"Фантастика 2026-169". Компиляция. Книги 1-31 (СИ), стр. 1719

— Угу, — выдохнул он. — Командир. Иди. Я тут ещё постою.

Я повернулся и пошёл от капонира к землянкам. Земля под сапогами была холодная — холодней, чем три недели назад, когда я в первый раз скрутил самокрутку из кисета Павлюченко. Воздух тоже остыл. В августе он держал тепло до полуночи; в сентябре — отпускал к восьми.

Через двадцать шагов я обернулся.

Прокопенко стоял у голого фюзеляжа. В правой руке — последний снятый кронштейн. Глядел не в ящик, не на машину — мимо, в темноту над капонирами, туда, где утром встанет солнце для перелёта. Шевельнул правой рукой у бедра. Мелко.

Я отвернулся раньше, чем разглядел. Это было десятое перекрещивание Прокопенко за это лето. Он крестился украдкой — никто не должен был видеть. Я делал вид, что не видел, как делал вид все девять предыдущих раз.

Я пошёл к землянке.

В землянке Гладков лежал, гармонь рядом, не играл — отдыхал. Захаров писал в углу — он всегда писал по вечерам, никто не знал, что; я его не спрашивал. Морозов уже спал. Тихонов чистил один из своих сапогов — тот, который завтра ему не пригодится в перелёте, но он чистил.

Я сел за стол под лампой.

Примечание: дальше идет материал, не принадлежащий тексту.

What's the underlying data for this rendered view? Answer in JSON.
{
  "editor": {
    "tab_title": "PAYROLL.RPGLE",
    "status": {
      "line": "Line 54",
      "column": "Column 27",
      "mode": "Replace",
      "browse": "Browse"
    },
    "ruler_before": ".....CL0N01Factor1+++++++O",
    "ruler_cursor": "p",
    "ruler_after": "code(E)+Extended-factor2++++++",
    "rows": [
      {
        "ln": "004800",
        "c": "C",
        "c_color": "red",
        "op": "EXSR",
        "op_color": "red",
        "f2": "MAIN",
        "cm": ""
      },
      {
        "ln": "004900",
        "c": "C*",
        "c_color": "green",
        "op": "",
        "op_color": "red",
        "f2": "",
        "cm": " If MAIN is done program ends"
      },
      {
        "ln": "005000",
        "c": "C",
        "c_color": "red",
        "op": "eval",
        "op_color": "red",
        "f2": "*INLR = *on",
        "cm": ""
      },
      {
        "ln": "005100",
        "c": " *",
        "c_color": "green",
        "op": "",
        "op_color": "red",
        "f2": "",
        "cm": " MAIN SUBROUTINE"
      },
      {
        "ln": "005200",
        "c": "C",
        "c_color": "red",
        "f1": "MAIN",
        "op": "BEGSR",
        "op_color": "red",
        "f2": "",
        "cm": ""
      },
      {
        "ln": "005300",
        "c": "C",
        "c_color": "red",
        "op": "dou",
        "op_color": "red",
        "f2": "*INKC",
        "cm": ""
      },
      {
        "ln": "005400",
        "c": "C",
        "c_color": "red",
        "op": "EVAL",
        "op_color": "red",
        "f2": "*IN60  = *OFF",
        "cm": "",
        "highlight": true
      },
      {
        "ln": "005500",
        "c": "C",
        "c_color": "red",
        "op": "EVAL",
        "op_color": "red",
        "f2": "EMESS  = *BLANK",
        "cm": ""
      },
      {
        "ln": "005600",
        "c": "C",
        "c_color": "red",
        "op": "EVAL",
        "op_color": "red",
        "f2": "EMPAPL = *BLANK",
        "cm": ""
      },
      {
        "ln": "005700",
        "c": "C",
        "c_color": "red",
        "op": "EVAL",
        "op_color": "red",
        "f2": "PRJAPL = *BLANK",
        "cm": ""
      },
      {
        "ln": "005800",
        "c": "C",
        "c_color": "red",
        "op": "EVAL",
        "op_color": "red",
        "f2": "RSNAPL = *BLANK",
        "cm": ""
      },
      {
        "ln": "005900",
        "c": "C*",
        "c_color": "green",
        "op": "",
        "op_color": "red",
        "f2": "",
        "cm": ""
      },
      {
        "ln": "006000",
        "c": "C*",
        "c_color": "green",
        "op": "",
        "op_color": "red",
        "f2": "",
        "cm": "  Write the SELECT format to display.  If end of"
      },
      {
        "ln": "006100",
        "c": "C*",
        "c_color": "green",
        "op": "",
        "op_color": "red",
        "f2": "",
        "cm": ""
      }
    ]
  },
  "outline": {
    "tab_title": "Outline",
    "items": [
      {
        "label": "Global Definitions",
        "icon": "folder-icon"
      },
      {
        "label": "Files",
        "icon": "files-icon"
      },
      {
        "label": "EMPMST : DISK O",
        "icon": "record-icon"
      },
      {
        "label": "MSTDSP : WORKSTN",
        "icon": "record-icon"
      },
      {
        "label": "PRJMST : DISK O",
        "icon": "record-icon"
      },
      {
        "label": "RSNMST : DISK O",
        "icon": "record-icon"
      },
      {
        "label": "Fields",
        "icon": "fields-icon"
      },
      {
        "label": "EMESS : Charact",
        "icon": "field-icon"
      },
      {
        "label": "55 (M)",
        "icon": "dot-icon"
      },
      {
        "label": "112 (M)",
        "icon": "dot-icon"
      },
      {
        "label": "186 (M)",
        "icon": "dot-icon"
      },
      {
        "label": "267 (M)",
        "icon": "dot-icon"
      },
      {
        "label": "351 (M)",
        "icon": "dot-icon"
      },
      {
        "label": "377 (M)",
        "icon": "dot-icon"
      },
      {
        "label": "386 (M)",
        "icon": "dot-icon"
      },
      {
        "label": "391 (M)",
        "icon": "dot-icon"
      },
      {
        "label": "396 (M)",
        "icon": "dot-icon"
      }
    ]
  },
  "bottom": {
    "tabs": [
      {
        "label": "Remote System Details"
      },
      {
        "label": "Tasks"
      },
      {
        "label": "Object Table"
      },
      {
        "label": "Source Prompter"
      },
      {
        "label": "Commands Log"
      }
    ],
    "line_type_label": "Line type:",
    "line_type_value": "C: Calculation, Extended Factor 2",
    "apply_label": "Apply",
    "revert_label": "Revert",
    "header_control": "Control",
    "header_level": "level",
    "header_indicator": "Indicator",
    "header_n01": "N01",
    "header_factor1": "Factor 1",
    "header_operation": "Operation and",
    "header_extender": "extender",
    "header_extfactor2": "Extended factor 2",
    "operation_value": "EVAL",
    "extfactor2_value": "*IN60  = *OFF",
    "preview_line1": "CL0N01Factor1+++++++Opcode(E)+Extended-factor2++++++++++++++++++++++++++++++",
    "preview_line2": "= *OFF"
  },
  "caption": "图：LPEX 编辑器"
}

Достал лист бумаги. Развернул карандаш — соколовский, с потёртым кончиком, тот же, которым в августе чертил Морозову угол захода на ящике из-под боезапаса.

Долго не начинал.

В голове было очень много. Я хотел сказать Тане, что война будет длинная — длиннее, чем им сейчас кажется в Подлесном; что у неё впереди ещё четыре зимы, в которые надо беречь ноги и учиться вязать, как сказала учительница, не потому, что вязка важна, а потому, что в каждой паре носков, отправленной на фронт, есть смысл. Я хотел сказать ей, чтобы не ходила одна на дорогу к станции — там в сорок втором будут редкие чужие самолёты, которые охотятся на одиноких подростков, и я знаю, кто в их селе погиб от такого самолёта осенью сорок второго, потому что это написано в одном из писем матери, которое Соколов получил в феврале сорок третьего, и которое я ещё не читал, но читал, когда впервые открыл планшет в санбате. Я хотел сказать ей, чтобы она писала маме каждый день, потому что мама не доживёт до Победы; язва пройдёт в перфорацию в зиму сорок второго на сорок третий, в Подлесном врача не будет, отвезут в Касимов, не довезут. Я это тоже знал.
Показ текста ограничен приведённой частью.